Guess what, sad kids, Park Slope activist-moms, and third-rate principals within a 200-mile radius of Cooperstown:
I vote against your ill-conceived, irresponsible proposals because I do care about children. I want principals to break 400 on the GRE verbal [!] because I care about children. I argue daily that Web 2.0 ought not be the future of education… because, again, I care about children.
The list goes on.
Like Leo says, it’s time to put the suggestions that I don’t care about kids, or that any opponents don’t care about kids, or that reformers don’t care about kids, to a well-deserved end. It’s a baseless, stupid claim that ignores the reality of our stances.
Good Lord, even Billbo cares about kids. It’s a low bar – I think I’ve only met 2 or 3 people in education who truly, actively, knowingly did not care about children. If those 320-Verbal-GRE principals cared about kids more than they cared about themselves, they wouldn’t go into education at all, but that’s a separate issue of caring.
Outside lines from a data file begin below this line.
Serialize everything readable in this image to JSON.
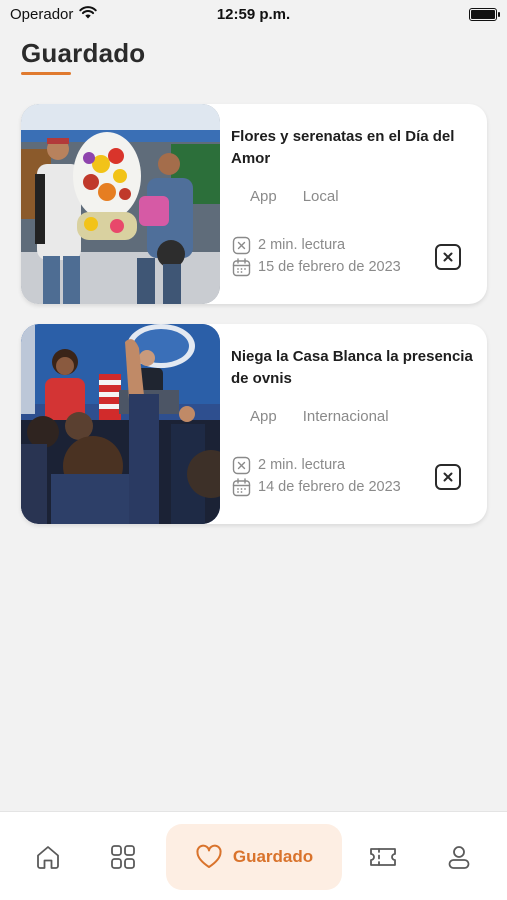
{
  "status_bar": {
    "carrier": "Operador",
    "time": "12:59 p.m."
  },
  "page": {
    "title": "Guardado"
  },
  "colors": {
    "accent": "#e07a2f",
    "active_tab_bg": "#fdeee3",
    "background": "#f2f2f2"
  },
  "articles": [
    {
      "title": "Flores y serenatas en el Día del Amor",
      "tags": [
        "App",
        "Local"
      ],
      "reading_time": "2 min. lectura",
      "date": "15 de febrero de 2023",
      "image": "flower-vendors-photo"
    },
    {
      "title": "Niega la Casa Blanca la presencia de ovnis",
      "tags": [
        "App",
        "Internacional"
      ],
      "reading_time": "2 min. lectura",
      "date": "14 de febrero de 2023",
      "image": "white-house-briefing-photo"
    }
  ],
  "tab_bar": {
    "items": [
      "home-icon",
      "grid-icon",
      "heart-icon",
      "ticket-icon",
      "user-icon"
    ],
    "active_label": "Guardado"
  }
}
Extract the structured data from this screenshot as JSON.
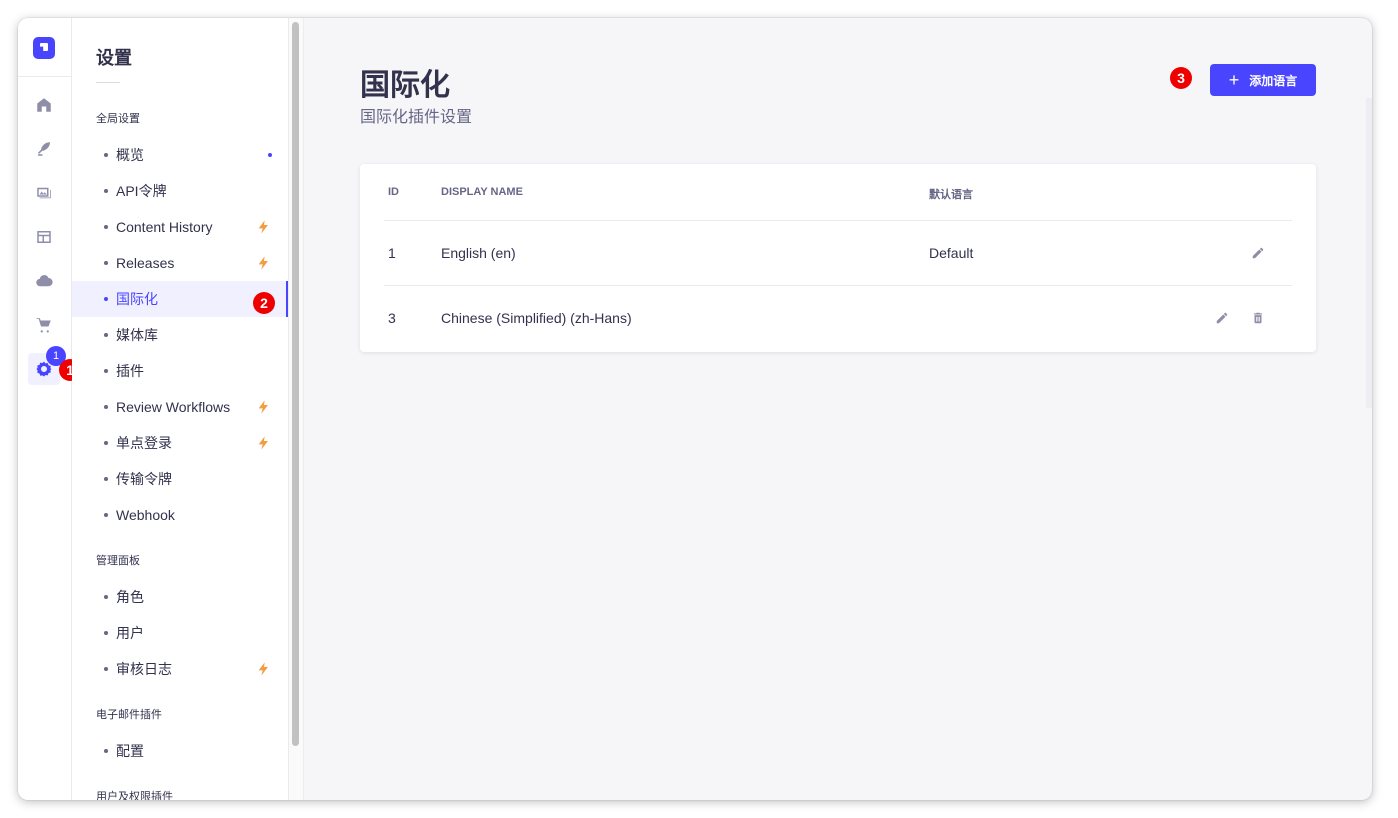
{
  "rail": {
    "items": [
      {
        "name": "home-icon"
      },
      {
        "name": "content-type-builder-icon"
      },
      {
        "name": "media-library-icon"
      },
      {
        "name": "content-manager-icon"
      },
      {
        "name": "cloud-icon"
      },
      {
        "name": "marketplace-icon"
      },
      {
        "name": "settings-icon"
      }
    ],
    "settings_badge": "1"
  },
  "markers": {
    "m1": "1",
    "m2": "2",
    "m3": "3"
  },
  "subnav": {
    "title": "设置",
    "sections": {
      "global": "全局设置",
      "admin": "管理面板",
      "email": "电子邮件插件",
      "users": "用户及权限插件"
    },
    "items": {
      "overview": "概览",
      "api_tokens": "API令牌",
      "content_history": "Content History",
      "releases": "Releases",
      "i18n": "国际化",
      "media": "媒体库",
      "plugins": "插件",
      "review": "Review Workflows",
      "sso": "单点登录",
      "transfer": "传输令牌",
      "webhook": "Webhook",
      "roles": "角色",
      "users": "用户",
      "audit": "审核日志",
      "config": "配置"
    }
  },
  "main": {
    "title": "国际化",
    "subtitle": "国际化插件设置",
    "add_button": "添加语言",
    "table": {
      "headers": {
        "id": "ID",
        "name": "DISPLAY NAME",
        "default": "默认语言"
      },
      "rows": [
        {
          "id": "1",
          "name": "English (en)",
          "default": "Default"
        },
        {
          "id": "3",
          "name": "Chinese (Simplified) (zh-Hans)",
          "default": ""
        }
      ]
    }
  },
  "colors": {
    "accent": "#4945ff",
    "marker": "#ee0000",
    "bolt": "#f29d41"
  }
}
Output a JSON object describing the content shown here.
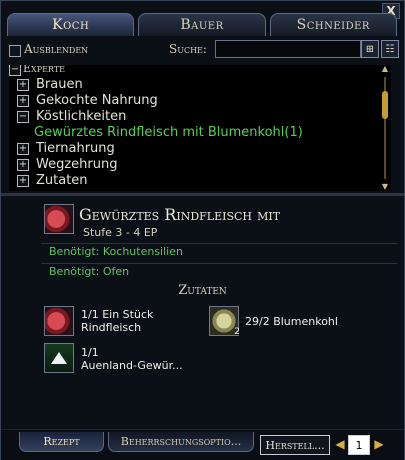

The real issue here is that caring is largely irrelevant, and that’s what I hope we’d focus on. Good intentions really don’t mean much; one can love something deeply and still hurt it despite all intentions.
Of course, Leo’s suggestion won’t be taken seriously by any of the rank and file in education – and this is regrettable. When September or October hits, I’ll be inundated with ads from NEANY showing starving, crying, motherless kids and begging me to take my jackboot off their little throats.
But at least we tried, Mr. Casey. I agree with you on this one.